I'm just looking for a way to implement the same thing without using the Explicit Proxy.
[ul]What about SAN field, is it checked? What about checking CN or SAN hostnames against the SNI value sent by the client? Is it done?[/ul]
Yes webfilter for example is looking at CN name if a altName is not present. If altName is being used, CN field is ignored. All browsers ( modern ) do not care about CN when altName fields is being used btw.
What about setting constraints on the certificate chain? For instance, I know that all Google sites are equipped with certificates issued by GlobalSign. Can I set "certificate inspection" profile to verify that certificate received from https://mail.google.com is indeed signed by GlobalSign CA cert? Can it be done for all sites under the google.com domain? Is it possible with regular firewall policies or with proxy policies?
That would be a no, other means are design for certificate issuer verification. CAA type257 comes to mind.
http://socpuppet.blogspot.com/2016/04/dns-caa-records-for-certifications.html
Very few ever uses this DNS resource-record but google is a major player that does. So unless you had a DNS record and means for querying for the type257 value you could validate the certificate not being forged from the start.

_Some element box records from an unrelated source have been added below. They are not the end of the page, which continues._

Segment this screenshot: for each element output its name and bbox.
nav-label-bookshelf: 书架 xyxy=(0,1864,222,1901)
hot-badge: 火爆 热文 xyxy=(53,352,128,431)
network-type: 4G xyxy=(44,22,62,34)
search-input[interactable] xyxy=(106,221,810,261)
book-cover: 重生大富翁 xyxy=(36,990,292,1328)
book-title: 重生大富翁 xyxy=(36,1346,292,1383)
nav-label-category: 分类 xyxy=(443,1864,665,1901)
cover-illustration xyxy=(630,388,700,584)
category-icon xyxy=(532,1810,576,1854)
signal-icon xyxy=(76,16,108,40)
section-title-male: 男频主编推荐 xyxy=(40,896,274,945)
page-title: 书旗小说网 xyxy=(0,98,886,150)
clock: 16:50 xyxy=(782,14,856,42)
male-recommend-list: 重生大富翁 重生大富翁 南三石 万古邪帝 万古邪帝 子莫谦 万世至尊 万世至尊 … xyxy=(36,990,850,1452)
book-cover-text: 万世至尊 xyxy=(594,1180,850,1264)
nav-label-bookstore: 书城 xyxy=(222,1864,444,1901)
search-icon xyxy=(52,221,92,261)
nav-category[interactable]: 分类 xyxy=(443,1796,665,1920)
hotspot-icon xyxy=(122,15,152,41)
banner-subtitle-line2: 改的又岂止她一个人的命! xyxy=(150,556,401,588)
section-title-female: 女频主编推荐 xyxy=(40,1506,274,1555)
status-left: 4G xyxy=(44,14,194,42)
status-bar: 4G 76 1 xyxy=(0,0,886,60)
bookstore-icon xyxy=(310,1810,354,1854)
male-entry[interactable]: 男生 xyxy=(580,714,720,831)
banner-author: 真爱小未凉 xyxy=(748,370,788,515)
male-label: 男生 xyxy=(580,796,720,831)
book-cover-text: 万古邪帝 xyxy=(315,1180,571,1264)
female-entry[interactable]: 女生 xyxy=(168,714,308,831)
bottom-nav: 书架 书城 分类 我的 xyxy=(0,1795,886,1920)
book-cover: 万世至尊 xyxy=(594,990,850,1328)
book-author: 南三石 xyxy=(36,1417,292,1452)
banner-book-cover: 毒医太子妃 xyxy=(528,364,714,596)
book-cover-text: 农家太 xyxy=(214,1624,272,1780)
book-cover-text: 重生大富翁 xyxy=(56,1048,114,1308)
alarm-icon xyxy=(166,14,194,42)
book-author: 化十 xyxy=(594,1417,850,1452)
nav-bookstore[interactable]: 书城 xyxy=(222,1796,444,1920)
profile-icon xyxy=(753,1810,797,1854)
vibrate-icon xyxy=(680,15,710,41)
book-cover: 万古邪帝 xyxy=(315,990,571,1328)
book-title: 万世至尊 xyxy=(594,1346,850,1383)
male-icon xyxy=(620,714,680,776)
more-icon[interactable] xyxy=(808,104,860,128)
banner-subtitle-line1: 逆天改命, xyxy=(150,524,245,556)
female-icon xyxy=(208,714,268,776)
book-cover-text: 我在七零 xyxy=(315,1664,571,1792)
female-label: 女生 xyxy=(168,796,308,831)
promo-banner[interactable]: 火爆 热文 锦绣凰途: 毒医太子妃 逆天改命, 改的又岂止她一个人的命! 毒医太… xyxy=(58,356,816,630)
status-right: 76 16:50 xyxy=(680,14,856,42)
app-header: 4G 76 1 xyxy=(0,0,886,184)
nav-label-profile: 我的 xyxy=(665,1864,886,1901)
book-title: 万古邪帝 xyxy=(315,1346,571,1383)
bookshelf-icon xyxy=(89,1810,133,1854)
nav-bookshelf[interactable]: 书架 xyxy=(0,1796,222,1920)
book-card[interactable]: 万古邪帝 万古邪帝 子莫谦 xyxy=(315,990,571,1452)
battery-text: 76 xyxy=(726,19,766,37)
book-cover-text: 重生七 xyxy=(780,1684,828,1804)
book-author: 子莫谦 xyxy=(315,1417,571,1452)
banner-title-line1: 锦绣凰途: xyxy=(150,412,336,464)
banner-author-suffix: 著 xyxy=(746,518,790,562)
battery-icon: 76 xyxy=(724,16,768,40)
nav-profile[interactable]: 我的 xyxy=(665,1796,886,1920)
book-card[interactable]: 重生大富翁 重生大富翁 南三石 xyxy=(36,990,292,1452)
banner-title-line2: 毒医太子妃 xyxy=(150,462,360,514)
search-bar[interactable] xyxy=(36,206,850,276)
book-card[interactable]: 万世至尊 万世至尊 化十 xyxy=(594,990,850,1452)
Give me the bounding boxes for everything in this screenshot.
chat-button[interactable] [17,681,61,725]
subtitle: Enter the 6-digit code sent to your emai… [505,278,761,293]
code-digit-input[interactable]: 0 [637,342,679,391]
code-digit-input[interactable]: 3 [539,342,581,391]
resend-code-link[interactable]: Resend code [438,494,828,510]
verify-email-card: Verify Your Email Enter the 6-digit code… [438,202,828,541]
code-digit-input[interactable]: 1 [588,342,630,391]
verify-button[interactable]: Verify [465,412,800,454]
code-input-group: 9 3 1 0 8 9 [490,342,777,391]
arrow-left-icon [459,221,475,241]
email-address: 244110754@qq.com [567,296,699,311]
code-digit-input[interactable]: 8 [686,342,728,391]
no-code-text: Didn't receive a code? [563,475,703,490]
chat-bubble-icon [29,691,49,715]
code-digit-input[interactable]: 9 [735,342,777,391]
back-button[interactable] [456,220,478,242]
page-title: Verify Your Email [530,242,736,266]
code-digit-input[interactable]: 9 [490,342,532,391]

So let's say some one build a cert www.yourdomain.com and have it signed by a trusted CA ( i.e let's Encrypt ) and then hijack the real site "www.yourdomain.com", and installed the phony site, a end-user would have no clue since the certificate issued by let'sencrypt in this example would most likely be trusted by the browser.
I don't think any NGFW has that level of a deep of a "certificate" inspection capabilities imho.
Ken Felix
PCNSE
NSE
StrongSwan
Yes webfilter for example is looking at CN name if a altName is not present. If altName is being used, CN field is ignored. All browsers ( modern ) do not care about CN when altName fields is being used btw.
Nice to know, thank you!
About CAA records - they do prevent well-mannered CAs from issuing certificates for domains having them, but this is not a problem I'm trying to solve. I don't own a destination server or its domain, I'd like to make sure that when users in my network open HTTPS connection to [link=https://somewhere.com,][link]https://somewhere.com[/link],[/link] they indeed receive certificate issued by a trusted CA for somewhere.com - and not just some certificate with "somewhere.com" written in CN or SAN fields.
I don't think any NGFW has that level of a deep of a "certificate" inspection capabilities imho.
If so, this is strange - maybe I'm spoiled, but it seems as very natural capability to me. :)
Did you find any answers? Especially to the SAN question?